From the Board of Trustees

In 1937, seven men came together to tackle a problem they felt had lingered long enough in their homes and communities. For years, they watched electricity spread through neighboring areas, while their rural towns were being ignored by the companies supplying it. As their families labored under the hot sun and went home to dimly lit farmhouses, they laid the groundwork for a cooperative that would change the way we live our lives in south Alabama.

The responsibility of lighting up a rural county was one that couldn’t be taken lightly. Too many people were giving their hard-earned dollars to invest in what would become Baldwin EMC. So they committed themselves to making their mission a success, and in doing so, became leaders in their community.

For the past 82 years, that responsibility has been handed down from leader to leader and now rests with us, Baldwin EMC’s current board of trustees.

And just like our founders, we do not take the responsibility lightly.

Every decision we make, every action we take must be done in such a way that protects the cooperative’s integrity and preserves it for the future.

As trustees, we serve as “fiduciaries” with the fundamental responsibility of representing the interests of the cooperative’s members. This primarily means the board is responsible for guiding how the co-op’s resources are used to fulfill the cooperative’s mission.

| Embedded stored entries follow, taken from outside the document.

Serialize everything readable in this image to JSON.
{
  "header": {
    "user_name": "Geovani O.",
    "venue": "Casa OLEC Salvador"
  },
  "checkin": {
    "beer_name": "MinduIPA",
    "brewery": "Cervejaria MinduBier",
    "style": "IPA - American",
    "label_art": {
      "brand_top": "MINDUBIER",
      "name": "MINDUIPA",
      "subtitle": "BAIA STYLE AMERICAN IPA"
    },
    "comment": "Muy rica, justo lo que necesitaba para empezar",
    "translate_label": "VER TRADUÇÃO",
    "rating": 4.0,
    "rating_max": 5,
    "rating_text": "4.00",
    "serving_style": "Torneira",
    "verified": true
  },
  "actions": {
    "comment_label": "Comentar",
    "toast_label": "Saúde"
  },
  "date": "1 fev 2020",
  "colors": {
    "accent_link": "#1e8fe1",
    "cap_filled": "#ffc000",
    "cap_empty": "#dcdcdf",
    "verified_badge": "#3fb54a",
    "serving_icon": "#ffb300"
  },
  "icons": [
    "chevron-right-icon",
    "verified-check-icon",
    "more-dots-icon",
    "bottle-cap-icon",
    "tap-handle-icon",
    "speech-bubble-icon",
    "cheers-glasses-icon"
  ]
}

As fiduciaries, board members must be familiar with key governing principles and regulations to ensure that our cooperative always complies with these requirements. We can never forget that in our role as trustees, we are entrusted with the direction and oversight of the co-op’s assets, which are still to this day made possible by the hard-earned dollars of our members.

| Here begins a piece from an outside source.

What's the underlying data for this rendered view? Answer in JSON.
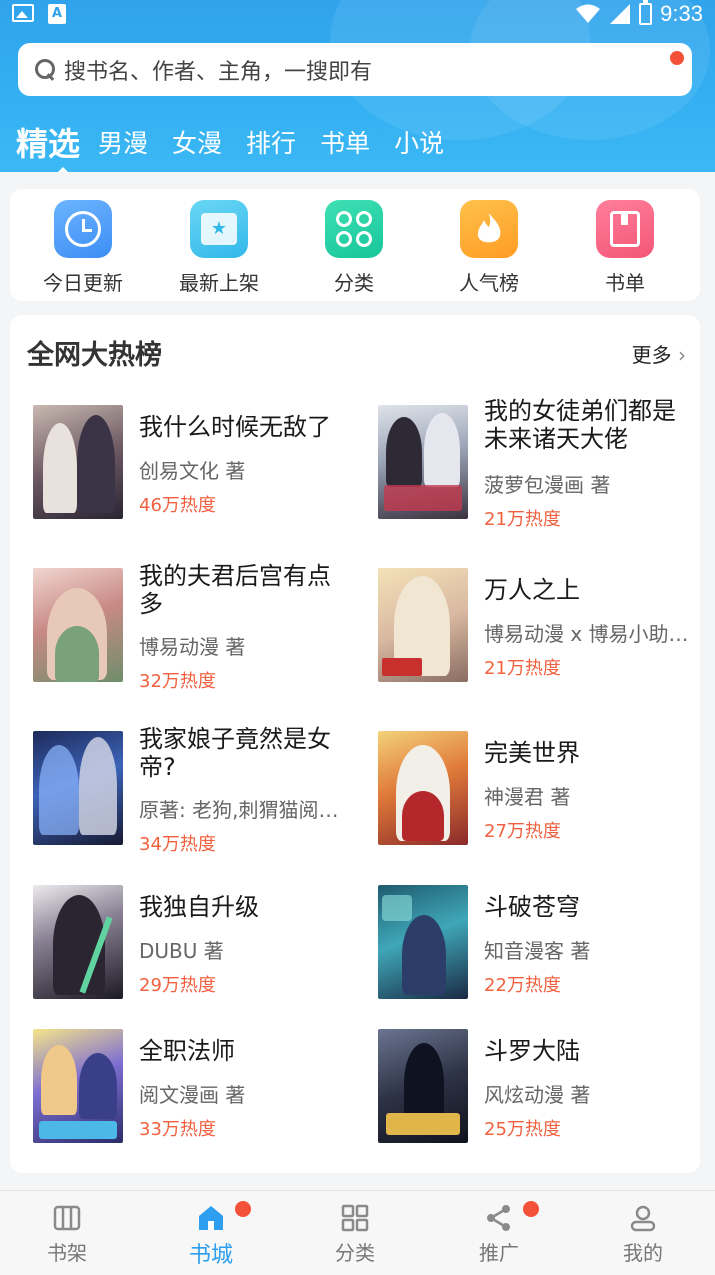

Beyond our fiduciary role, we are also advocates who must stand up for the interests and concerns of the members who elect us. That’s why the board is made up of actual members from all parts of the coop’s service territory and our districts are established in a way that balances out the number of constituents we represent.

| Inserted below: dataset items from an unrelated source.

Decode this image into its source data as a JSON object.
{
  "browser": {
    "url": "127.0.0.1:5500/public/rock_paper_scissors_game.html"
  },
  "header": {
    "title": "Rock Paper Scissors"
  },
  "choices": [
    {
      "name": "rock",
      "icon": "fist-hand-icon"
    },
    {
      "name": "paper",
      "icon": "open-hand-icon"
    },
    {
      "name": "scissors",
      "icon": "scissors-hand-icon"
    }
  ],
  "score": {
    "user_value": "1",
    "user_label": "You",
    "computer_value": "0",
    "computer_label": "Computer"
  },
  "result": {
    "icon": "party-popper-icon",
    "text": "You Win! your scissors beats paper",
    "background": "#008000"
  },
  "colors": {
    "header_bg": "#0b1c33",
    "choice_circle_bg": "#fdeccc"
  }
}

Trustees are expected to advocate for the cooperative business model on a local and, when necessary, national level. At any moment, whether we’re meeting with legislators or shopping for groceries, we must be able to explain cooperative issues and board policy.

It’s quite a bit of responsibility that demands quite a bit of time. But it’s what each of us signed up for when we chose to run for a position on the board. We feel strongly that the value of a cooperative like Baldwin EMC is worth the effort. We’re committed to preserving that value.